Either define a new extension in the same module as the class (private protection doesn’t apply to code in the same module), or merge the extension directly in your subclass by declaring the extension of the base class as an ancestor:

class DirectoryWithSpecialBackupName : Directory, DirectoryBackup
{
    override backup(string path) { ... }
}

Doesn’t that pose some of the same issues as multiple inheritance?

Yes it does. In the preceding example, if say that both the Directory class and the DirectoryBackup extension implements the backup function, a call to DirectoryWithSpecialBackupName will be ambigous. I suggest we forbid deriving a class from an extension implementing a function of the same name.

You can still override the extension’s function from another extension if necessary. And of course, in this case, a call to the class’s version is going to be ambiguous.

Can extensions access private and protected members of the attached class?

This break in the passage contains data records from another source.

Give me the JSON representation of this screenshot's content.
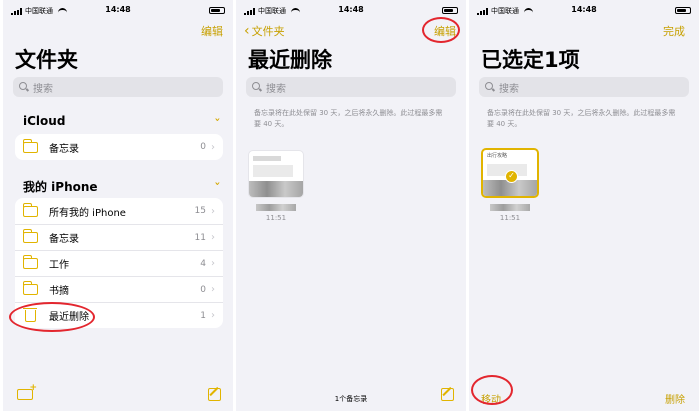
{
  "status_bar": {
    "carrier": "中国联通",
    "time": "14:48"
  },
  "screen1": {
    "edit": "编辑",
    "title": "文件夹",
    "search_placeholder": "搜索",
    "sections": [
      {
        "name": "iCloud",
        "rows": [
          {
            "label": "备忘录",
            "count": "0"
          }
        ]
      },
      {
        "name": "我的 iPhone",
        "rows": [
          {
            "label": "所有我的 iPhone",
            "count": "15"
          },
          {
            "label": "备忘录",
            "count": "11"
          },
          {
            "label": "工作",
            "count": "4"
          },
          {
            "label": "书摘",
            "count": "0"
          },
          {
            "label": "最近删除",
            "count": "1"
          }
        ]
      }
    ],
    "icons": {
      "new_folder": "folder-plus-icon",
      "compose": "compose-icon"
    }
  },
  "screen2": {
    "back": "文件夹",
    "edit": "编辑",
    "title": "最近删除",
    "search_placeholder": "搜索",
    "hint": "备忘录将在此处保留 30 天，之后将永久删除。此过程最多需要 40 天。",
    "note_time": "11:51",
    "footer": "1个备忘录"
  },
  "screen3": {
    "done": "完成",
    "title": "已选定1项",
    "search_placeholder": "搜索",
    "hint": "备忘录将在此处保留 30 天，之后将永久删除。此过程最多需要 40 天。",
    "note_title": "出行攻略",
    "note_time": "11:51",
    "move": "移动",
    "delete": "删除"
  },
  "colors": {
    "accent": "#e1b400",
    "highlight_ring": "#e3262e",
    "background": "#f2f2f7"
  }
}
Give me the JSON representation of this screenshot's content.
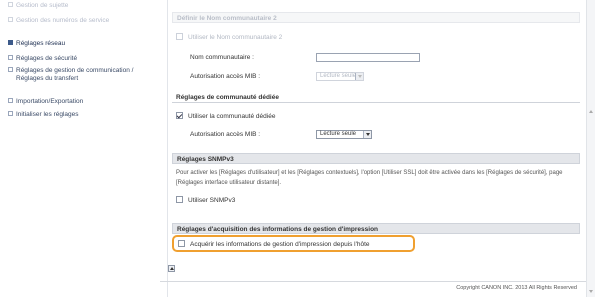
{
  "sidebar": {
    "items": [
      {
        "label": "Gestion de sujette",
        "state": "faded"
      },
      {
        "label": "Gestion des numéros de service",
        "state": "faded"
      },
      {
        "label": "Réglages réseau",
        "state": "active"
      },
      {
        "label": "Réglages de sécurité",
        "state": "normal"
      },
      {
        "label": "Réglages de gestion de communication / Réglages du transfert",
        "state": "normal"
      },
      {
        "label": "Importation/Exportation",
        "state": "normal"
      },
      {
        "label": "Initialiser les réglages",
        "state": "normal"
      }
    ]
  },
  "main": {
    "community2": {
      "header": "Définir le Nom communautaire 2",
      "checkbox_label": "Utiliser le Nom communautaire 2",
      "name_label": "Nom communautaire :",
      "name_value": "",
      "mib_label": "Autorisation accès MIB :",
      "mib_value": "Lecture seule"
    },
    "dedicated": {
      "header": "Réglages de communauté dédiée",
      "checkbox_label": "Utiliser la communauté dédiée",
      "checked": true,
      "mib_label": "Autorisation accès MIB :",
      "mib_value": "Lecture seule"
    },
    "snmpv3": {
      "header": "Réglages SNMPv3",
      "paragraph": "Pour activer les [Réglages d'utilisateur] et les [Réglages contextuels], l'option [Utiliser SSL] doit être activée dans les [Réglages de sécurité], page [Réglages interface utilisateur distante].",
      "checkbox_label": "Utiliser SNMPv3"
    },
    "print_mgmt": {
      "header": "Réglages d'acquisition des informations de gestion d'impression",
      "checkbox_label": "Acquérir les informations de gestion d'impression depuis l'hôte"
    }
  },
  "footer": {
    "copyright": "Copyright CANON INC. 2013 All Rights Reserved"
  },
  "colors": {
    "highlight": "#f0a030",
    "section_bg": "#e4e6ea",
    "sidebar_text": "#3a4a66"
  }
}
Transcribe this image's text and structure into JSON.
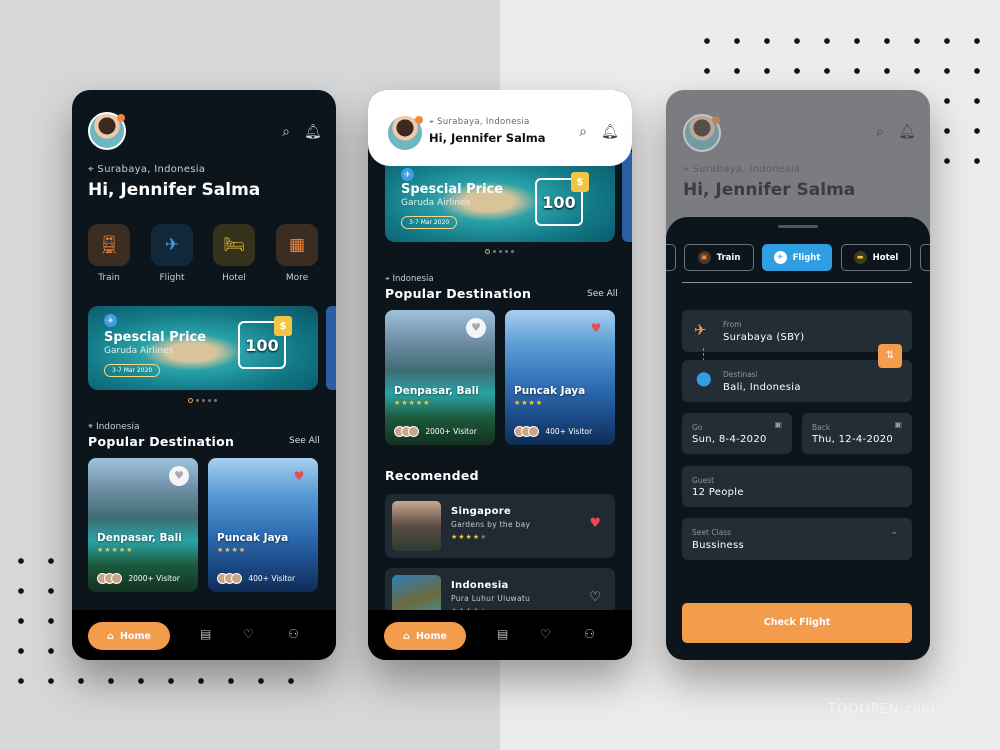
{
  "user": {
    "location": "Surabaya, Indonesia",
    "greeting": "Hi, Jennifer Salma"
  },
  "categories": [
    {
      "label": "Train",
      "icon": "train-icon",
      "color": "#f0883a",
      "bg": "#3b2d22"
    },
    {
      "label": "Flight",
      "icon": "plane-icon",
      "color": "#3fa0e8",
      "bg": "#11283a"
    },
    {
      "label": "Hotel",
      "icon": "bed-icon",
      "color": "#f2c23e",
      "bg": "#35321c"
    },
    {
      "label": "More",
      "icon": "grid-icon",
      "color": "#f0883a",
      "bg": "#3b2d22"
    }
  ],
  "promo": {
    "title": "Spescial Price",
    "airline": "Garuda Airlines",
    "date": "3-7 Mar 2020",
    "price": "100",
    "currency": "$"
  },
  "popular": {
    "region": "Indonesia",
    "title": "Popular Destination",
    "see_all": "See All",
    "destinations": [
      {
        "name": "Denpasar, Bali",
        "rating": 5,
        "visitors": "2000+ Visitor",
        "liked": false
      },
      {
        "name": "Puncak Jaya",
        "rating": 4,
        "visitors": "400+ Visitor",
        "liked": true
      }
    ]
  },
  "recommended": {
    "title": "Recomended",
    "items": [
      {
        "name": "Singapore",
        "place": "Gardens by the bay",
        "rating": 4,
        "liked": true
      },
      {
        "name": "Indonesia",
        "place": "Pura Luhur Uluwatu",
        "rating": 4,
        "liked": false
      }
    ]
  },
  "nav": {
    "home": "Home",
    "items": [
      "document-icon",
      "heart-icon",
      "profile-icon"
    ]
  },
  "booking": {
    "tabs": [
      "Train",
      "Flight",
      "Hotel"
    ],
    "active_tab": "Flight",
    "from": {
      "label": "From",
      "value": "Surabaya (SBY)"
    },
    "to": {
      "label": "Destinasi",
      "value": "Bali, Indonesia"
    },
    "go": {
      "label": "Go",
      "value": "Sun, 8-4-2020"
    },
    "back": {
      "label": "Back",
      "value": "Thu, 12-4-2020"
    },
    "guest": {
      "label": "Guest",
      "value": "12 People"
    },
    "seat": {
      "label": "Seet Class",
      "value": "Bussiness"
    },
    "submit": "Check Flight"
  },
  "colors": {
    "accent": "#f39c4b",
    "flight_blue": "#2f9ee3",
    "bg_dark": "#0d151c",
    "field": "#222d36"
  },
  "watermark": "TOOOPEN.com"
}
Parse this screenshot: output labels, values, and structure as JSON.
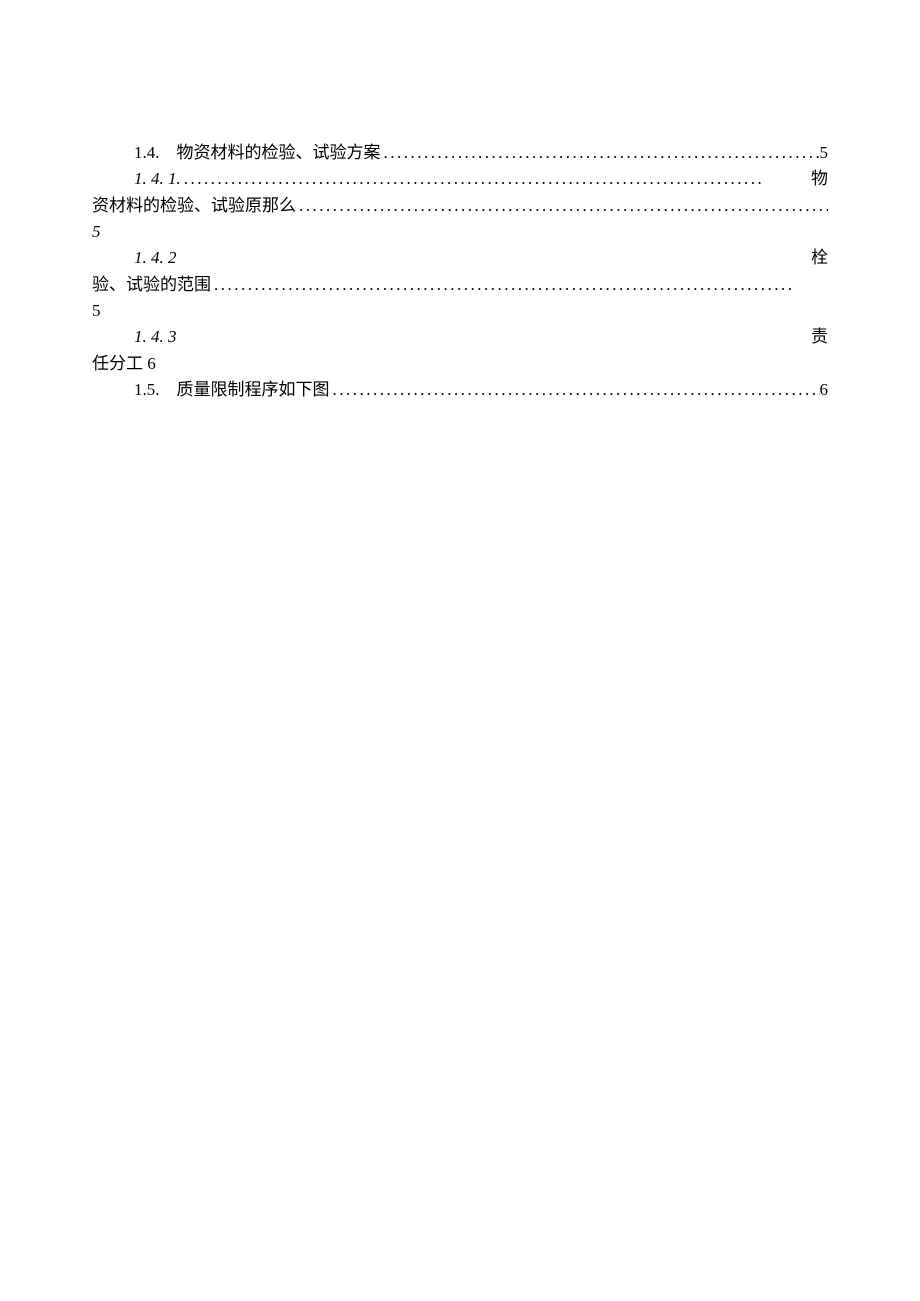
{
  "toc": {
    "entry_1_4": {
      "number": "1.4.",
      "title": "物资材料的检验、试验方案",
      "page": "5"
    },
    "entry_1_4_1": {
      "number": "1. 4. 1.",
      "suffix": "物",
      "continuation": "资材料的检验、试验原那么",
      "page": "5"
    },
    "entry_1_4_2": {
      "number": "1. 4. 2",
      "suffix": "栓",
      "continuation": "验、试验的范围",
      "page": "5"
    },
    "entry_1_4_3": {
      "number": "1. 4. 3",
      "suffix": "责",
      "continuation_full": "任分工 6"
    },
    "entry_1_5": {
      "number": "1.5.",
      "title": "质量限制程序如下图",
      "page": "6"
    }
  }
}
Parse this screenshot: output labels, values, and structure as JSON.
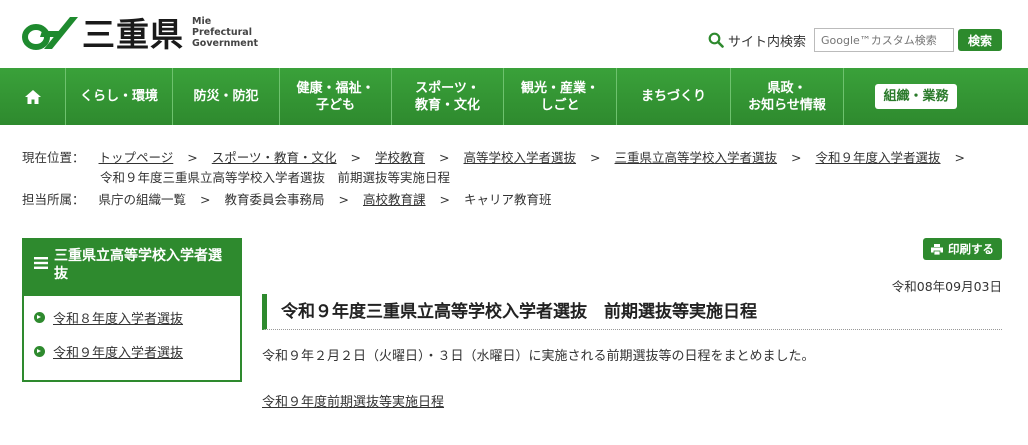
{
  "header": {
    "logo_kanji": "三重県",
    "logo_en_1": "Mie",
    "logo_en_2": "Prefectural",
    "logo_en_3": "Government",
    "search_label": "サイト内検索",
    "search_placeholder": "Google™カスタム検索",
    "search_button": "検索"
  },
  "nav": {
    "items": [
      {
        "label": "くらし・環境"
      },
      {
        "label": "防災・防犯"
      },
      {
        "label": "健康・福祉・\n子ども"
      },
      {
        "label": "スポーツ・\n教育・文化"
      },
      {
        "label": "観光・産業・\nしごと"
      },
      {
        "label": "まちづくり"
      },
      {
        "label": "県政・\nお知らせ情報"
      },
      {
        "label": "組織・業務"
      }
    ]
  },
  "breadcrumb": {
    "location_label": "現在位置：",
    "items": [
      "トップページ",
      "スポーツ・教育・文化",
      "学校教育",
      "高等学校入学者選抜",
      "三重県立高等学校入学者選抜",
      "令和９年度入学者選抜"
    ],
    "current": "令和９年度三重県立高等学校入学者選抜　前期選抜等実施日程",
    "dept_label": "担当所属：",
    "dept_items": [
      "県庁の組織一覧",
      "教育委員会事務局",
      "高校教育課",
      "キャリア教育班"
    ],
    "separator": ">"
  },
  "sidebar": {
    "title": "三重県立高等学校入学者選抜",
    "items": [
      "令和８年度入学者選抜",
      "令和９年度入学者選抜"
    ]
  },
  "main": {
    "print_label": "印刷する",
    "date": "令和08年09月03日",
    "title": "令和９年度三重県立高等学校入学者選抜　前期選抜等実施日程",
    "body": "令和９年２月２日（火曜日）・３日（水曜日）に実施される前期選抜等の日程をまとめました。",
    "link": "令和９年度前期選抜等実施日程"
  },
  "colors": {
    "brand_green": "#2e8a2e"
  }
}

No. This would break encapsulation.

Extensions are designed for adding functionalities, not changing existing behaviour, and therefore are not granted any more rights than any function in the same scope as the extension. (That last sentence would make it a yes if the extension is defined in the same module though.)

February 5, 2009

Non-fragile ABI in D?

One shortcoming of the D programming language comes from its C++ roots. In C++, whenever you add, change or remove a virtual method or a variable as a member of a class or struct, you’re probably breaking binary compatibility and must recompile everything depending on that. That makes C++ a bad choice for publishing public APIs when you expect binary compatibility.

The fragile binary interface problem (as Wikipedia calls it) is not new. As a OS written entirely in C++, BeOS has been “bitten” by it in the last decade and suggests some guidelines to alleviate that problem. But following those guidelines adds clutter in the code, forces you to be extra careful when changing a class, and some suggestions are downright impossible in D: for instance, you can’t have private virtual functions in D (something I disagree with, but that’s another subject).

As the Wikipedia entry suggests, a better approach is to use a language that does not have the problem. Or, I should say, change an existing language so it does no longer have that problem.

I’d certainly like to see D gain a non-fragile ABI for classes. I’ll explore this and other subjects in a couple of posts about the D language I’m preparing.